MAHMUT AKPINAR | YORUM
AKP iktidarı ve taraftarları Esed rejimi düşünce fetihçi, yayılmacı havaya girdiler. Erdoğan, “Türkiye Türkiye’den büyüktür!” diyor. AKP’liler Osmanlı’yı yeniden kurmayı hayal edip, plakalar dağıtıyor; 82 Halep, 83 Şam, 84 Musul, 85 Kerkük…
Hızını alamayanlar, “Türkiye Birleşik Devletleri!” diye, adını andıkları ülkeleri ve halklarını rahatsız edecek altı boş hayalleri gündeme getiriyorlar. Güya, Azerbaycan, Kıbrıs, Libya, Kosova, Arnavutluk, Suriye gibi ülkeler (konfederal veya federal yapıda) Birleşik Büyük Türkiye’nin parçaları olacakmış.

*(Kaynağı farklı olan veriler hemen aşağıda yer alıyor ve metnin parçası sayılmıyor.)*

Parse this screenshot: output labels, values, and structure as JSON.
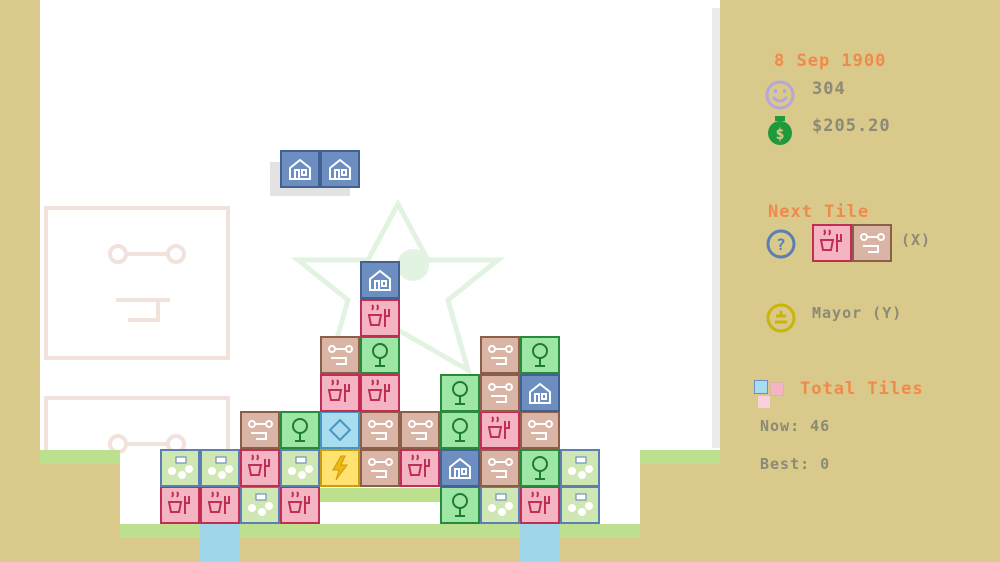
{
  "hud": {
    "date": "8 Sep 1900",
    "happiness": "304",
    "money": "$205.20",
    "next_tile_label": "Next Tile",
    "swap_key": "(X)",
    "mayor_label": "Mayor (Y)",
    "total_tiles_label": "Total Tiles",
    "now_label": "Now: 46",
    "best_label": "Best: 0"
  },
  "icons": {
    "happiness": "smiley-icon",
    "money": "money-bag-icon",
    "hold": "question-icon",
    "mayor": "mayor-icon",
    "tiles": "tiles-icon"
  },
  "colors": {
    "sand": "#d9c98a",
    "accent": "#f08a4b",
    "label_grey": "#8a8a76",
    "house": "#6d8ec0",
    "food": "#f4b4c4",
    "tool": "#dab4a5",
    "tree": "#9ee6a6",
    "park": "#cfe7b3",
    "water": "#a8dcef",
    "power": "#ffe270"
  },
  "next_tile": [
    "food",
    "tool"
  ],
  "falling_piece": [
    "house",
    "house"
  ]
}
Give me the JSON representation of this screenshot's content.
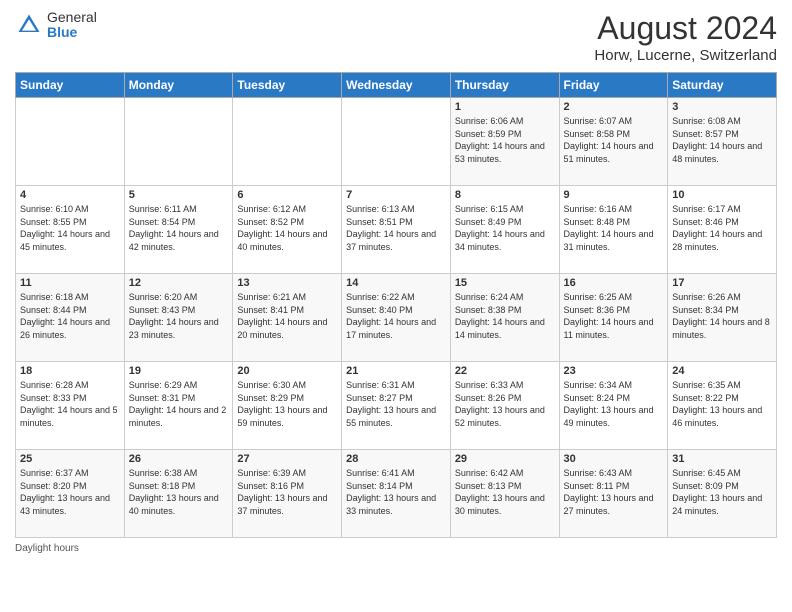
{
  "header": {
    "logo_general": "General",
    "logo_blue": "Blue",
    "month_year": "August 2024",
    "location": "Horw, Lucerne, Switzerland"
  },
  "days_header": [
    "Sunday",
    "Monday",
    "Tuesday",
    "Wednesday",
    "Thursday",
    "Friday",
    "Saturday"
  ],
  "footer": "Daylight hours",
  "weeks": [
    [
      {
        "day": "",
        "sunrise": "",
        "sunset": "",
        "daylight": ""
      },
      {
        "day": "",
        "sunrise": "",
        "sunset": "",
        "daylight": ""
      },
      {
        "day": "",
        "sunrise": "",
        "sunset": "",
        "daylight": ""
      },
      {
        "day": "",
        "sunrise": "",
        "sunset": "",
        "daylight": ""
      },
      {
        "day": "1",
        "sunrise": "Sunrise: 6:06 AM",
        "sunset": "Sunset: 8:59 PM",
        "daylight": "Daylight: 14 hours and 53 minutes."
      },
      {
        "day": "2",
        "sunrise": "Sunrise: 6:07 AM",
        "sunset": "Sunset: 8:58 PM",
        "daylight": "Daylight: 14 hours and 51 minutes."
      },
      {
        "day": "3",
        "sunrise": "Sunrise: 6:08 AM",
        "sunset": "Sunset: 8:57 PM",
        "daylight": "Daylight: 14 hours and 48 minutes."
      }
    ],
    [
      {
        "day": "4",
        "sunrise": "Sunrise: 6:10 AM",
        "sunset": "Sunset: 8:55 PM",
        "daylight": "Daylight: 14 hours and 45 minutes."
      },
      {
        "day": "5",
        "sunrise": "Sunrise: 6:11 AM",
        "sunset": "Sunset: 8:54 PM",
        "daylight": "Daylight: 14 hours and 42 minutes."
      },
      {
        "day": "6",
        "sunrise": "Sunrise: 6:12 AM",
        "sunset": "Sunset: 8:52 PM",
        "daylight": "Daylight: 14 hours and 40 minutes."
      },
      {
        "day": "7",
        "sunrise": "Sunrise: 6:13 AM",
        "sunset": "Sunset: 8:51 PM",
        "daylight": "Daylight: 14 hours and 37 minutes."
      },
      {
        "day": "8",
        "sunrise": "Sunrise: 6:15 AM",
        "sunset": "Sunset: 8:49 PM",
        "daylight": "Daylight: 14 hours and 34 minutes."
      },
      {
        "day": "9",
        "sunrise": "Sunrise: 6:16 AM",
        "sunset": "Sunset: 8:48 PM",
        "daylight": "Daylight: 14 hours and 31 minutes."
      },
      {
        "day": "10",
        "sunrise": "Sunrise: 6:17 AM",
        "sunset": "Sunset: 8:46 PM",
        "daylight": "Daylight: 14 hours and 28 minutes."
      }
    ],
    [
      {
        "day": "11",
        "sunrise": "Sunrise: 6:18 AM",
        "sunset": "Sunset: 8:44 PM",
        "daylight": "Daylight: 14 hours and 26 minutes."
      },
      {
        "day": "12",
        "sunrise": "Sunrise: 6:20 AM",
        "sunset": "Sunset: 8:43 PM",
        "daylight": "Daylight: 14 hours and 23 minutes."
      },
      {
        "day": "13",
        "sunrise": "Sunrise: 6:21 AM",
        "sunset": "Sunset: 8:41 PM",
        "daylight": "Daylight: 14 hours and 20 minutes."
      },
      {
        "day": "14",
        "sunrise": "Sunrise: 6:22 AM",
        "sunset": "Sunset: 8:40 PM",
        "daylight": "Daylight: 14 hours and 17 minutes."
      },
      {
        "day": "15",
        "sunrise": "Sunrise: 6:24 AM",
        "sunset": "Sunset: 8:38 PM",
        "daylight": "Daylight: 14 hours and 14 minutes."
      },
      {
        "day": "16",
        "sunrise": "Sunrise: 6:25 AM",
        "sunset": "Sunset: 8:36 PM",
        "daylight": "Daylight: 14 hours and 11 minutes."
      },
      {
        "day": "17",
        "sunrise": "Sunrise: 6:26 AM",
        "sunset": "Sunset: 8:34 PM",
        "daylight": "Daylight: 14 hours and 8 minutes."
      }
    ],
    [
      {
        "day": "18",
        "sunrise": "Sunrise: 6:28 AM",
        "sunset": "Sunset: 8:33 PM",
        "daylight": "Daylight: 14 hours and 5 minutes."
      },
      {
        "day": "19",
        "sunrise": "Sunrise: 6:29 AM",
        "sunset": "Sunset: 8:31 PM",
        "daylight": "Daylight: 14 hours and 2 minutes."
      },
      {
        "day": "20",
        "sunrise": "Sunrise: 6:30 AM",
        "sunset": "Sunset: 8:29 PM",
        "daylight": "Daylight: 13 hours and 59 minutes."
      },
      {
        "day": "21",
        "sunrise": "Sunrise: 6:31 AM",
        "sunset": "Sunset: 8:27 PM",
        "daylight": "Daylight: 13 hours and 55 minutes."
      },
      {
        "day": "22",
        "sunrise": "Sunrise: 6:33 AM",
        "sunset": "Sunset: 8:26 PM",
        "daylight": "Daylight: 13 hours and 52 minutes."
      },
      {
        "day": "23",
        "sunrise": "Sunrise: 6:34 AM",
        "sunset": "Sunset: 8:24 PM",
        "daylight": "Daylight: 13 hours and 49 minutes."
      },
      {
        "day": "24",
        "sunrise": "Sunrise: 6:35 AM",
        "sunset": "Sunset: 8:22 PM",
        "daylight": "Daylight: 13 hours and 46 minutes."
      }
    ],
    [
      {
        "day": "25",
        "sunrise": "Sunrise: 6:37 AM",
        "sunset": "Sunset: 8:20 PM",
        "daylight": "Daylight: 13 hours and 43 minutes."
      },
      {
        "day": "26",
        "sunrise": "Sunrise: 6:38 AM",
        "sunset": "Sunset: 8:18 PM",
        "daylight": "Daylight: 13 hours and 40 minutes."
      },
      {
        "day": "27",
        "sunrise": "Sunrise: 6:39 AM",
        "sunset": "Sunset: 8:16 PM",
        "daylight": "Daylight: 13 hours and 37 minutes."
      },
      {
        "day": "28",
        "sunrise": "Sunrise: 6:41 AM",
        "sunset": "Sunset: 8:14 PM",
        "daylight": "Daylight: 13 hours and 33 minutes."
      },
      {
        "day": "29",
        "sunrise": "Sunrise: 6:42 AM",
        "sunset": "Sunset: 8:13 PM",
        "daylight": "Daylight: 13 hours and 30 minutes."
      },
      {
        "day": "30",
        "sunrise": "Sunrise: 6:43 AM",
        "sunset": "Sunset: 8:11 PM",
        "daylight": "Daylight: 13 hours and 27 minutes."
      },
      {
        "day": "31",
        "sunrise": "Sunrise: 6:45 AM",
        "sunset": "Sunset: 8:09 PM",
        "daylight": "Daylight: 13 hours and 24 minutes."
      }
    ]
  ]
}
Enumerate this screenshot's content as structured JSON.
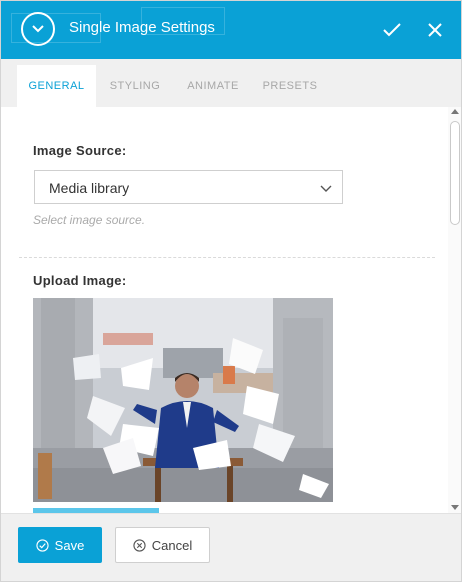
{
  "dialog": {
    "title": "Single Image Settings"
  },
  "tabs": [
    {
      "label": "GENERAL",
      "active": true
    },
    {
      "label": "STYLING",
      "active": false
    },
    {
      "label": "ANIMATE",
      "active": false
    },
    {
      "label": "PRESETS",
      "active": false
    }
  ],
  "general": {
    "image_source_label": "Image Source:",
    "image_source_value": "Media library",
    "image_source_help": "Select image source.",
    "upload_label": "Upload Image:",
    "image_alt": "Man in blue suit sitting at table with papers flying around"
  },
  "footer": {
    "save_label": "Save",
    "cancel_label": "Cancel"
  },
  "colors": {
    "accent": "#0aa1d6",
    "tab_bar": "#f0f0f0"
  },
  "icons": {
    "collapse": "chevron-down-circle-icon",
    "confirm": "check-icon",
    "close": "close-icon",
    "save": "check-circle-icon",
    "cancel": "x-circle-icon"
  }
}
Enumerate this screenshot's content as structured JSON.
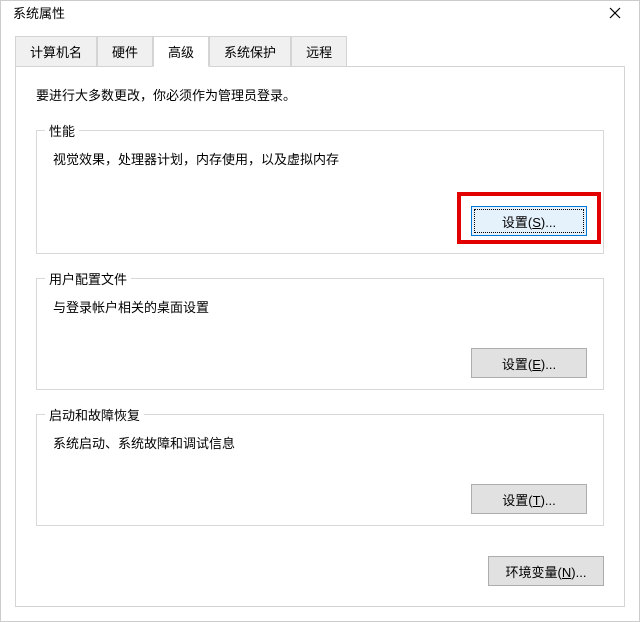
{
  "window": {
    "title": "系统属性"
  },
  "tabs": {
    "computer_name": "计算机名",
    "hardware": "硬件",
    "advanced": "高级",
    "system_protection": "系统保护",
    "remote": "远程"
  },
  "notice": "要进行大多数更改，你必须作为管理员登录。",
  "groups": {
    "performance": {
      "title": "性能",
      "description": "视觉效果，处理器计划，内存使用，以及虚拟内存",
      "button_prefix": "设置(",
      "button_key": "S",
      "button_suffix": ")..."
    },
    "user_profiles": {
      "title": "用户配置文件",
      "description": "与登录帐户相关的桌面设置",
      "button_prefix": "设置(",
      "button_key": "E",
      "button_suffix": ")..."
    },
    "startup_recovery": {
      "title": "启动和故障恢复",
      "description": "系统启动、系统故障和调试信息",
      "button_prefix": "设置(",
      "button_key": "T",
      "button_suffix": ")..."
    }
  },
  "env_button": {
    "prefix": "环境变量(",
    "key": "N",
    "suffix": ")..."
  }
}
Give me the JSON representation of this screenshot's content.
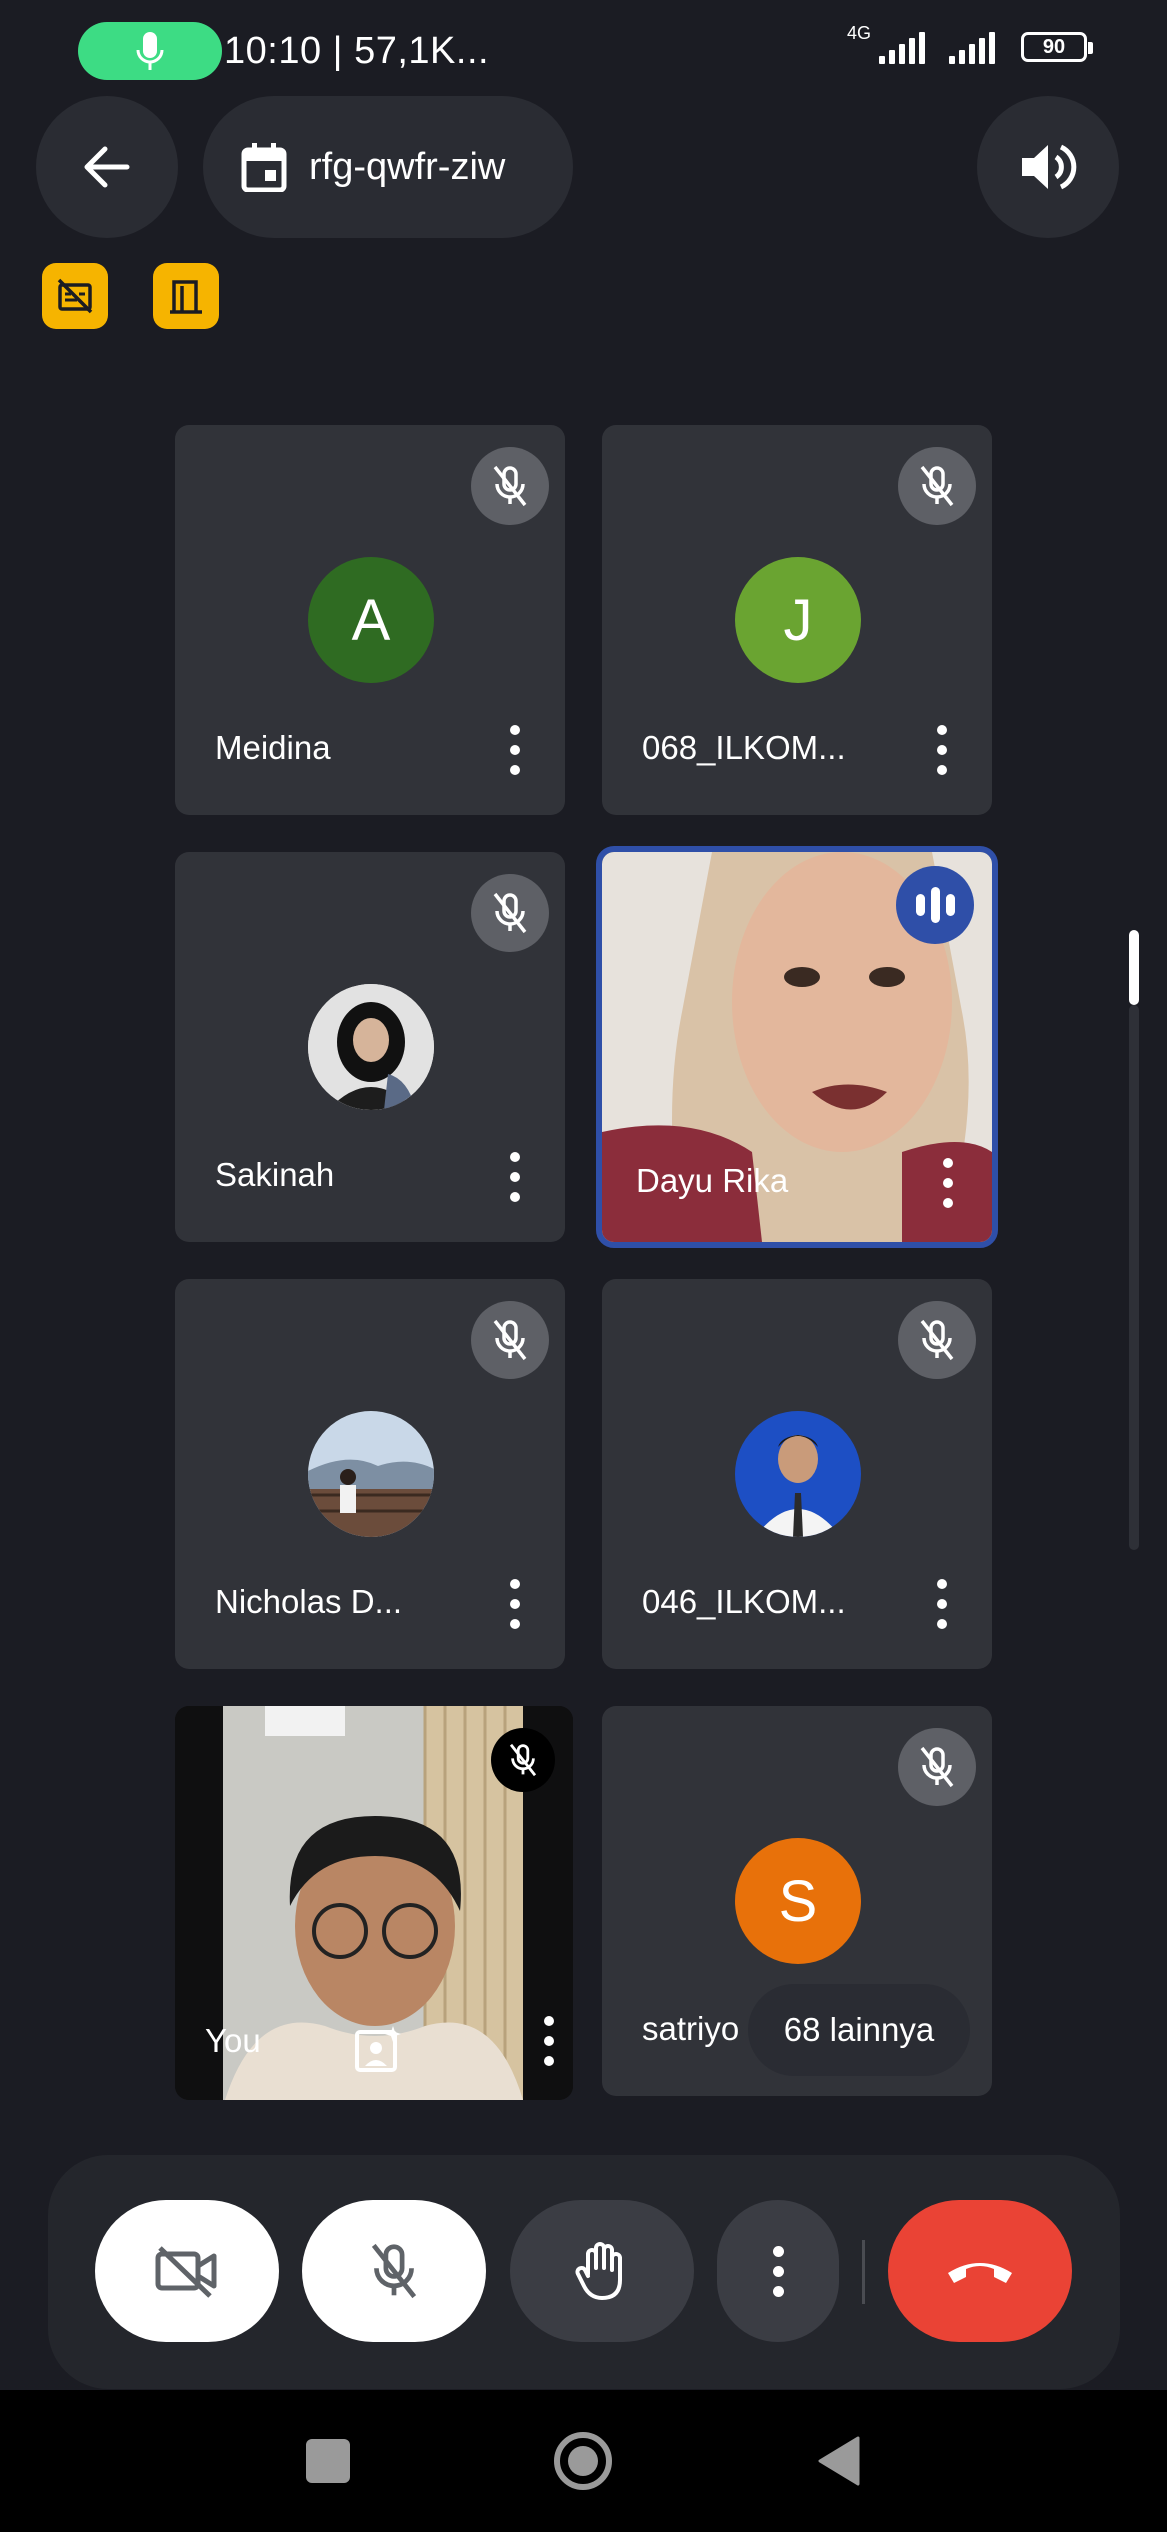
{
  "status_bar": {
    "time_info": "10:10 | 57,1K...",
    "network": "4G",
    "battery": "90",
    "icons": [
      "mic-indicator-icon",
      "signal-icon",
      "battery-icon"
    ]
  },
  "header": {
    "meeting_code": "rfg-qwfr-ziw",
    "icons": [
      "back-arrow-icon",
      "calendar-icon",
      "speaker-icon",
      "no-recording-icon",
      "door-icon"
    ]
  },
  "participants": [
    {
      "name": "Meidina",
      "initial": "A",
      "avatar_color": "#2f6b22",
      "muted": true
    },
    {
      "name": "068_ILKOM...",
      "initial": "J",
      "avatar_color": "#6aa431",
      "muted": true
    },
    {
      "name": "Sakinah",
      "initial": "",
      "avatar_color": "#d7d7d7",
      "muted": true
    },
    {
      "name": "Dayu Rika",
      "initial": "",
      "speaking": true
    },
    {
      "name": "Nicholas D...",
      "initial": "",
      "avatar_color": "#8aa0b6",
      "muted": true
    },
    {
      "name": "046_ILKOM...",
      "initial": "",
      "avatar_color": "#1d4fc4",
      "muted": true
    },
    {
      "name": "You",
      "initial": "",
      "muted": true
    },
    {
      "name": "satriyo",
      "initial": "S",
      "avatar_color": "#e8710a",
      "muted": true
    }
  ],
  "more_participants": "68 lainnya",
  "controls": [
    "camera-off-button",
    "mic-off-button",
    "raise-hand-button",
    "more-options-button",
    "end-call-button"
  ],
  "colors": {
    "background": "#1b1c23",
    "tile": "#313339",
    "accent_green": "#3ddc84",
    "end_call": "#ea4335",
    "speaking_border": "#2f4fa8"
  }
}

Bu zihniyet, büyük devlet olmayı, coğrafi olarak büyük alanlara sahip olmaya indirgeyen problemli bir anlayışa sahip. Eski çağlarda olduğu gibi toprak kazanmanın “büyük olmak” için yeterli olduğunu zannediyorlar. Toprak, coğrafi büyüklük önemsiz değildir. Ama büyük ve güçlü olmak için yeterli değildir. Eğer böyle olsaydı dünyanın en güçlü devleti açık ara Rusya olurdu. Kazakistan, Moğolistan gibi ülkeler dünya siyasetinde etkin olurlardı.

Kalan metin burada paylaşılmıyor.